Ein Kürzel steht für ein Zukunftsprogramm: »EKHN 2030«, der Name für den Zukunftsprozess der Evangelischen Kirche in Hessen und Nassau (EKHN) hat sich bereits herumgesprochen. Nicht ohne Grund, handelt es sich doch um die stolze Summe von 140 Millionen Euro, die die Landeskirche bis zum Jahr 2030 einsparen möchte. Strukturelle Veränderungen, an denen die Kirche mit eigens eingerichteten Gremien arbeitet, liegen bei einem solchen Plan auf der Hand. Dass diese Veränderungen sich bis in Propsteien, Dekanate und Kirchengemeinden auswirken, ist zu erwarten.
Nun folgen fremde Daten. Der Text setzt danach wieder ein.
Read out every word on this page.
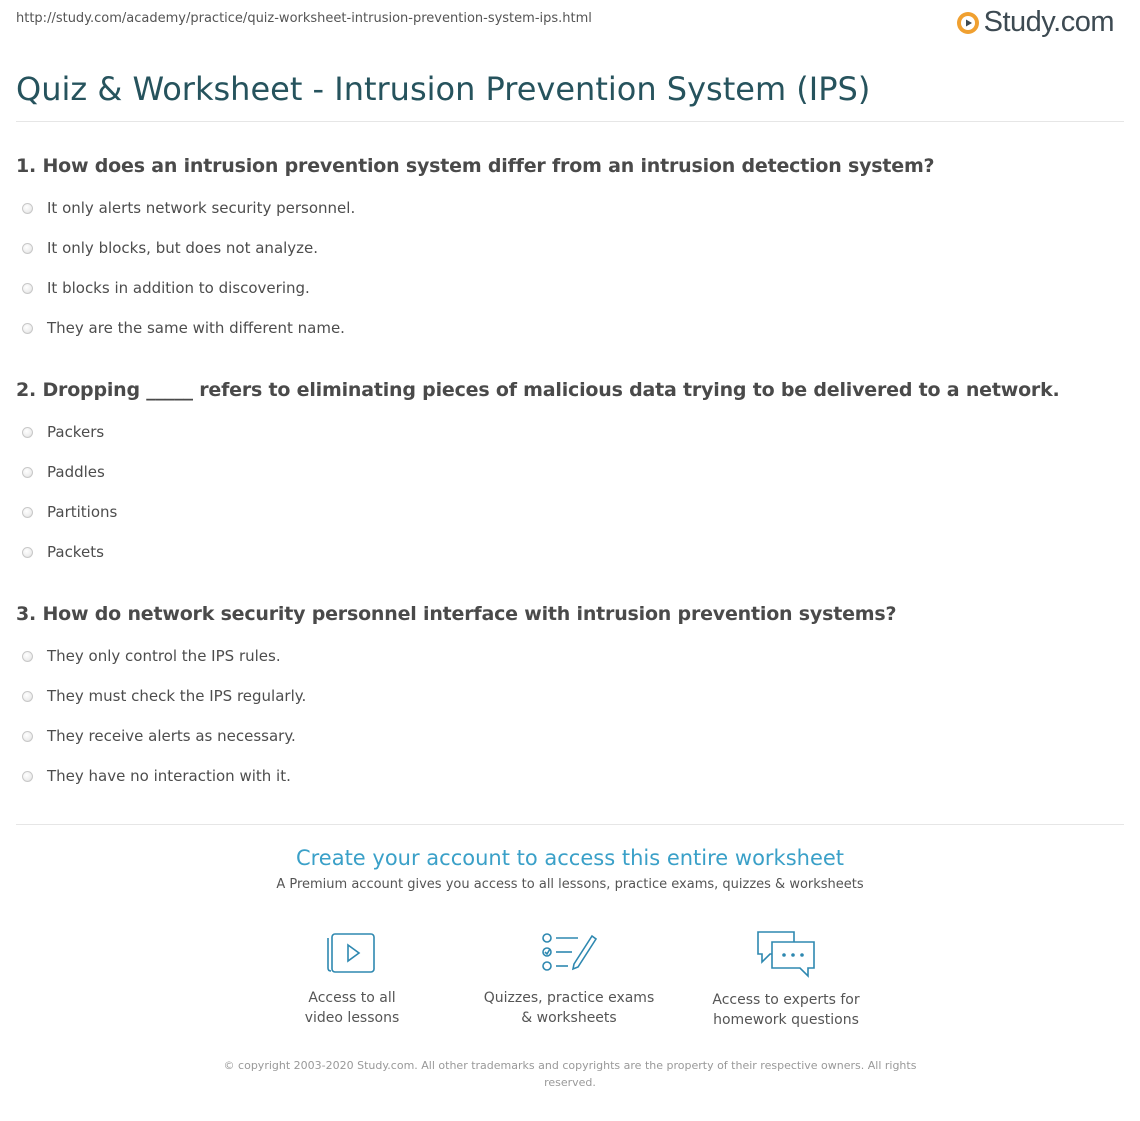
http://study.com/academy/practice/quiz-worksheet-intrusion-prevention-system-ips.html	Study.com
Quiz & Worksheet - Intrusion Prevention System (IPS)
1. How does an intrusion prevention system differ from an intrusion detection system?
It only alerts network security personnel.
It only blocks, but does not analyze.
It blocks in addition to discovering.
They are the same with different name.
2. Dropping _____ refers to eliminating pieces of malicious data trying to be delivered to a network.
Packers
Paddles
Partitions
Packets
3. How do network security personnel interface with intrusion prevention systems?
They only control the IPS rules.
They must check the IPS regularly.
They receive alerts as necessary.
They have no interaction with it.
Create your account to access this entire worksheet
A Premium account gives you access to all lessons, practice exams, quizzes & worksheets
Access to all
video lessons
Quizzes, practice exams
& worksheets
Access to experts for
homework questions
© copyright 2003-2020 Study.com. All other trademarks and copyrights are the property of their respective owners. All rights reserved.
Die Auswirkungen im Kreis beschreibt Traudi Schlitt vom evangelischen Dekanat.

»In den Gremien der Landeskirche wurden verschiedene Arbeitspakete und Querschnittsthemen identifiziert, die nun auf Einsparmöglichkeiten geprüft werden«, erklärt Dekanin Dr. Dorette Seibert. »Hieraus ergeben sich dann Vorschläge, die von der Synode besprochen und vielleicht auch beschlossen werden. Manche Beschlüsse sind auch schon gefasst.« Arbeitspakete sind beispielsweise »Kinder und Jugendliche«, »Medien und Öffentlichkeitsarbeit«, »Pfarrdienst und Verkündigung« oder »Gebäude«.

»Auch die Dekanate und Kirchengemeinden sind von diesen Sparmaßnahmen betroffen«, sagt die Dekanin, »doch gerade die hier zuletzt genannten Arbeitsfelder fallen natürlich ins Auge. Nicht zuletzt, weil unser Dekanat schon seit einigen Jahren Pilotdekanat für die Umsetzung des neuen Gebäudebedarfs- und -entwicklungsgesetzes war.«

Die Instandhaltung und Sanierung ihrer etwa 4500 Gebäude stellt die EKHN gemeinsam mit den Kirchengemeinden vor große Herausforderungen. Gleichzeitig sinken die Mitgliederzahlen, was bedeutet, dass weniger Gebäude benötigt werden. In dem Bedarfs- und Entwicklungsplan sind alle Gebäude und Flächen danach kategorisiert, ob sie »auf Dauer erhalten« oder »bis auf Weiteres erhalten« werden sollen oder »gesamtkirchlich nicht mehr zuweisungberechtigt« sind.

»In erster Linie wird es um die Reduktion von Pfarrhäusern - analog zur Pfarrstellenbemessung - gehen, und um Gemeindehäuser«, erläutert Seibert. Wie sich diese Einsparungen dann konkret im Vogelsberg manifestieren, wird sich frühestens im nächsten Jahr herauskristallisieren. In der Herbstsynode möchte die Versammlung die Bildung von Nachbarschaftsräumen beschließen. »Wir gehen damit weg vom Prinzip des Gemeindepfarrers hin zu Verkündigungsteams aus Pfarrpersonen, Gemeindepädagogen und Kirchenmusikerin«, führt die Dekanin aus.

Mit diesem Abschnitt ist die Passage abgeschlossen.